The next programming assignment involves finding anagrams using recursive backtracking. The solution can be quite short, but it's logically interesting and is worth spending some time on.
An anagram of a phrase is a combination of words that contain all of the letters in that phrase. For example, one anagram for "rainstorm" is "smart iron". For the assignment, we want to write a program that finds anagrams of phrases that are given to it. Besides the phrases, the input to the program consists of a list or dictionary of words, and the anagrams are to be made from combinations of words in that list.
The basic idea is to go through the words in the dictionary and try all possible combinations, seeing if they produce an anagram for the phrase that has been entered. So, for example, "ant" is one possible word in a "rainstorm" anagram, since the letters a, n, and t appear in "rainstorm"; "zoo" is not, since "rainstorm" has only one o and no z's in it.
So we'll search for the first word in the dictionary whose letters are a subset of the letters in the phrase we're interested in. Then we need to continue our search by looking in the dictionary for words whose letters are a subset of the remaining letters in the phrase - the original phrase minus the letters that were contained in the first matching word. We successfully find an anagram when we find a word in the dictionary whose letters exactly match the remaining unmatched letters in the original phrase.
There are a couple of observations here: First, this is a backtracking problem. We start out by finding some word in the dictionary that matches part of the phrase. Then we recursively want to look for word(s) that match the remaining letters in the original phrase. When we've found an anagram, or when we've exhausted the word list, we go back to the previous step and resume the search for anagrams with the next words at that level. This is just like the 8 queens problem, except that we don't want to stop when we've found a single anagram. We want to search until we've found all matches.

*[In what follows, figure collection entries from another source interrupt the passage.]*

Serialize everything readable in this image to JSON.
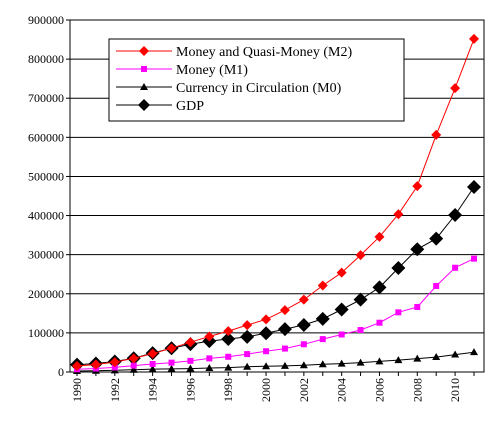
{
  "chart_data": {
    "type": "line",
    "title": "",
    "xlabel": "",
    "ylabel": "",
    "x": [
      1990,
      1991,
      1992,
      1993,
      1994,
      1995,
      1996,
      1997,
      1998,
      1999,
      2000,
      2001,
      2002,
      2003,
      2004,
      2005,
      2006,
      2007,
      2008,
      2009,
      2010,
      2011
    ],
    "ylim": [
      0,
      900000
    ],
    "yticks": [
      "0",
      "100000",
      "200000",
      "300000",
      "400000",
      "500000",
      "600000",
      "700000",
      "800000",
      "900000"
    ],
    "xticks": [
      "1990",
      "1992",
      "1994",
      "1996",
      "1998",
      "2000",
      "2002",
      "2004",
      "2006",
      "2008",
      "2010"
    ],
    "grid": "horizontal",
    "legend_position": "top-left",
    "series": [
      {
        "name": "Money and Quasi-Money (M2)",
        "color": "#ff0000",
        "marker": "diamond",
        "values": [
          15300,
          19300,
          25400,
          34900,
          46900,
          60800,
          76100,
          90800,
          104500,
          119900,
          134600,
          158300,
          185000,
          221200,
          254100,
          298800,
          345600,
          403400,
          475200,
          606200,
          725900,
          851600
        ]
      },
      {
        "name": "Money (M1)",
        "color": "#ff00ff",
        "marker": "square",
        "values": [
          7000,
          9000,
          11700,
          16300,
          20500,
          23900,
          28500,
          34800,
          38900,
          45800,
          53100,
          59900,
          70900,
          84100,
          95900,
          107300,
          126000,
          152600,
          166200,
          220000,
          266600,
          289800
        ]
      },
      {
        "name": "Currency in Circulation (M0)",
        "color": "#000000",
        "marker": "triangle",
        "values": [
          2600,
          3200,
          4300,
          5900,
          7300,
          7900,
          8800,
          10200,
          11200,
          13500,
          14700,
          15700,
          17300,
          19700,
          21500,
          24000,
          27100,
          30300,
          34200,
          38200,
          44600,
          50700
        ]
      },
      {
        "name": "GDP",
        "color": "#000000",
        "marker": "diamond-large",
        "values": [
          18700,
          21800,
          26900,
          35300,
          48200,
          60800,
          71200,
          78900,
          84400,
          89700,
          99200,
          109700,
          120300,
          135800,
          159900,
          184900,
          216300,
          265800,
          314000,
          340900,
          401500,
          473100
        ]
      }
    ]
  }
}
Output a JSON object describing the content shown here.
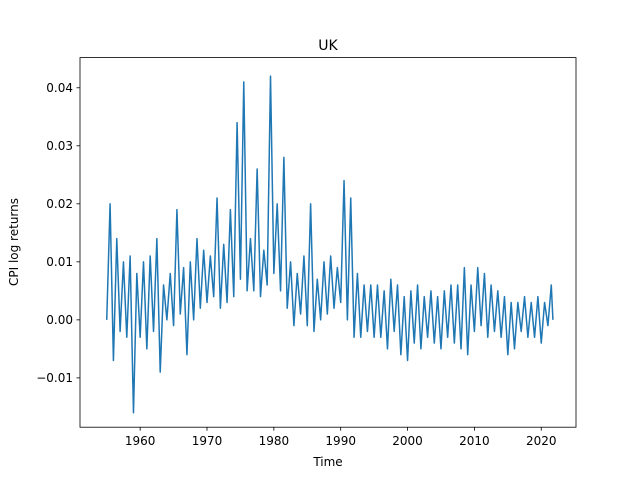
{
  "chart_data": {
    "type": "line",
    "title": "UK",
    "xlabel": "Time",
    "ylabel": "CPI log returns",
    "x": [
      1955.0,
      1955.5,
      1956.0,
      1956.5,
      1957.0,
      1957.5,
      1958.0,
      1958.5,
      1959.0,
      1959.5,
      1960.0,
      1960.5,
      1961.0,
      1961.5,
      1962.0,
      1962.5,
      1963.0,
      1963.5,
      1964.0,
      1964.5,
      1965.0,
      1965.5,
      1966.0,
      1966.5,
      1967.0,
      1967.5,
      1968.0,
      1968.5,
      1969.0,
      1969.5,
      1970.0,
      1970.5,
      1971.0,
      1971.5,
      1972.0,
      1972.5,
      1973.0,
      1973.5,
      1974.0,
      1974.5,
      1975.0,
      1975.5,
      1976.0,
      1976.5,
      1977.0,
      1977.5,
      1978.0,
      1978.5,
      1979.0,
      1979.5,
      1980.0,
      1980.5,
      1981.0,
      1981.5,
      1982.0,
      1982.5,
      1983.0,
      1983.5,
      1984.0,
      1984.5,
      1985.0,
      1985.5,
      1986.0,
      1986.5,
      1987.0,
      1987.5,
      1988.0,
      1988.5,
      1989.0,
      1989.5,
      1990.0,
      1990.5,
      1991.0,
      1991.5,
      1992.0,
      1992.5,
      1993.0,
      1993.5,
      1994.0,
      1994.5,
      1995.0,
      1995.5,
      1996.0,
      1996.5,
      1997.0,
      1997.5,
      1998.0,
      1998.5,
      1999.0,
      1999.5,
      2000.0,
      2000.5,
      2001.0,
      2001.5,
      2002.0,
      2002.5,
      2003.0,
      2003.5,
      2004.0,
      2004.5,
      2005.0,
      2005.5,
      2006.0,
      2006.5,
      2007.0,
      2007.5,
      2008.0,
      2008.5,
      2009.0,
      2009.5,
      2010.0,
      2010.5,
      2011.0,
      2011.5,
      2012.0,
      2012.5,
      2013.0,
      2013.5,
      2014.0,
      2014.5,
      2015.0,
      2015.5,
      2016.0,
      2016.5,
      2017.0,
      2017.5,
      2018.0,
      2018.5,
      2019.0,
      2019.5,
      2020.0,
      2020.5,
      2021.0,
      2021.5,
      2021.75
    ],
    "series": [
      {
        "name": "UK",
        "color": "#1f77b4",
        "values": [
          0.0,
          0.02,
          -0.007,
          0.014,
          -0.002,
          0.01,
          -0.003,
          0.011,
          -0.016,
          0.008,
          -0.003,
          0.01,
          -0.005,
          0.011,
          -0.002,
          0.014,
          -0.009,
          0.006,
          0.0,
          0.008,
          -0.001,
          0.019,
          0.001,
          0.009,
          -0.006,
          0.01,
          0.0,
          0.014,
          0.002,
          0.012,
          0.003,
          0.011,
          0.004,
          0.021,
          0.002,
          0.013,
          0.003,
          0.019,
          0.004,
          0.034,
          0.007,
          0.041,
          0.005,
          0.014,
          0.005,
          0.026,
          0.004,
          0.012,
          0.006,
          0.042,
          0.008,
          0.02,
          0.005,
          0.028,
          0.002,
          0.01,
          -0.001,
          0.008,
          0.001,
          0.011,
          -0.001,
          0.02,
          -0.002,
          0.007,
          0.0,
          0.01,
          0.001,
          0.011,
          0.002,
          0.009,
          0.003,
          0.024,
          0.0,
          0.021,
          -0.003,
          0.008,
          -0.003,
          0.006,
          -0.002,
          0.006,
          -0.003,
          0.006,
          -0.003,
          0.005,
          -0.005,
          0.007,
          -0.002,
          0.006,
          -0.006,
          0.004,
          -0.007,
          0.005,
          -0.004,
          0.006,
          -0.005,
          0.004,
          -0.003,
          0.005,
          -0.004,
          0.004,
          -0.005,
          0.005,
          -0.003,
          0.006,
          -0.004,
          0.006,
          -0.005,
          0.009,
          -0.006,
          0.006,
          -0.002,
          0.009,
          -0.001,
          0.008,
          -0.003,
          0.006,
          -0.002,
          0.005,
          -0.003,
          0.004,
          -0.006,
          0.003,
          -0.005,
          0.003,
          -0.002,
          0.004,
          -0.003,
          0.003,
          -0.003,
          0.004,
          -0.004,
          0.003,
          -0.001,
          0.006,
          0.0
        ]
      }
    ],
    "xlim": [
      1951.0,
      2025.2
    ],
    "ylim": [
      -0.0185,
      0.0452
    ],
    "xticks": [
      1960,
      1970,
      1980,
      1990,
      2000,
      2010,
      2020
    ],
    "yticks": [
      {
        "value": -0.01,
        "label": "−0.01"
      },
      {
        "value": 0.0,
        "label": "0.00"
      },
      {
        "value": 0.01,
        "label": "0.01"
      },
      {
        "value": 0.02,
        "label": "0.02"
      },
      {
        "value": 0.03,
        "label": "0.03"
      },
      {
        "value": 0.04,
        "label": "0.04"
      }
    ],
    "grid": false
  }
}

The second observation is that to solve the problem, we need some way of figuring out what letters occur in the phrase, what letters occur in a paticular word, whether the letters in the word are a subset of the letters in the phrase, and, if so, what letters in the phrase remain to be matched to form an anagram. It turns out that the LetterInventory class from assignment 2 provides just what we need. Just like in the 8 queens problem, where we separated the logic of searching for a solution from the details of keeping track of the board, for the anagram problem, we can separate the search for an anagram (the backtracking algorithm) from the details of keeping track of letters (the LetterInventories).
Preprocessing
An exhaustive search for anagrams in a large dictionary is going to be expensive - there are a lot of possible combinations to try. In any problem like this there are often steps that can be done to substiantially reduce the amount of work needed. In your solution you are required to do two things to cut down on the computation needed to search for anagrams.
Iterators and for-each loops
We've stressed several times that in most cases, code should be written using general interface types like List instead of particular implementations like ArrayList, particularly in variable and parameter declarations. For a problem like this assignment, the dictionary (word list) might be stored in an ArrayList, or it might be stored in some other data structure. Our code ought to use a List interface so it works properly with any kind of list. But if we use methods like get(i) to access individual words, although the code will still work, it may be quite inefficient if the actual list structure is something like a LinkedList where get(i) is an O(n) operation instead of O(1).
For a small amount of extra credit, your are encouraged to use iterators to process lists in this assignment. Iterators are guaranteed to provide fast access to successive items, so they are appropriate for any type of collection. If you recall, to access the items in a collection, we get an Iterator object from the collection, then use its hasNext and next methods to get successive elements. For example, the following code would process the items in a list of strings:
List<String> words = ...; ... Iterator<String> iter = words.iterator(); while (iter.hasNext()) { String s = iter.next(); ... process string s ... }
This pattern is so frequent that in Java 5 a new version of the for statement (with ugly syntax) was introduced to make it easier to write loops like this. The above example can also be written as follows:
List<String> words = ...; ... for (String s: words) { ... process string s ... }
Underneath, the for-each statement (as it's called) is implemented with iterators,
just as in the previous code fragment. But it saves having to write out all
the details. It also works with arrays.